Alla fine di questa seconda stagione crocieristica fui contatta da un amico di famiglia che cercava un traduttore italiano-tedesco per la sua azienda di allestimenti. Accettai ben volentieri e qualche giorno dopo la telefonata cominciai a lavorare per lui.
È esattamente a quel periodo che risalgono i primi episodi di "autostima da comprensione del/produzione in tedesco". Mi addentrai in un mondo che mi era nuovo anche "in italiano". Non era facile... tradurre "alluminio mandorlato" senza avere la benché minima idea di cosa fosse la cosa in sé e per sé, eppure è anche all'alluminio mandorlato che devo molto del mio entusiasmo!
La mia collaborazione con l'Azienda si svolse per due mesi, culminando con un viaggio ad Essen e una permanenza di 12 giorni durante la quale imparai davvero molto, soprattutto su come "funzionano" i tedeschi.

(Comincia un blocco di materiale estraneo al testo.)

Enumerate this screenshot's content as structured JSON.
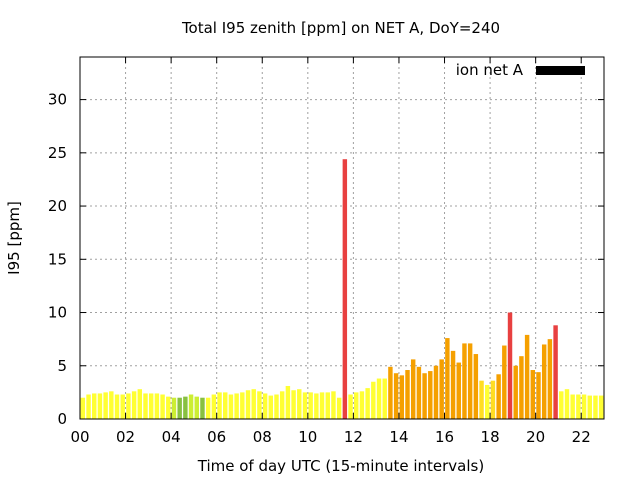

Conclusa questa esperienza, ad ogni modo, continuai a collaborare con l'Azienda per delle traduzioni, mentre iniziava una nuova stagione crocieristica, questa volta con le stesse lingue con cui avevo terminato la precedente, con nuove conoscenze ed amicizie, e ancora tanta soddisfazione personale.
Attualmente mi trovo a Berlino, dove mi sono trasferita ad inizio novembre, e sono in cerca di un qualsiasi lavoro che mi permetta di tenere vive le lingue che parlo.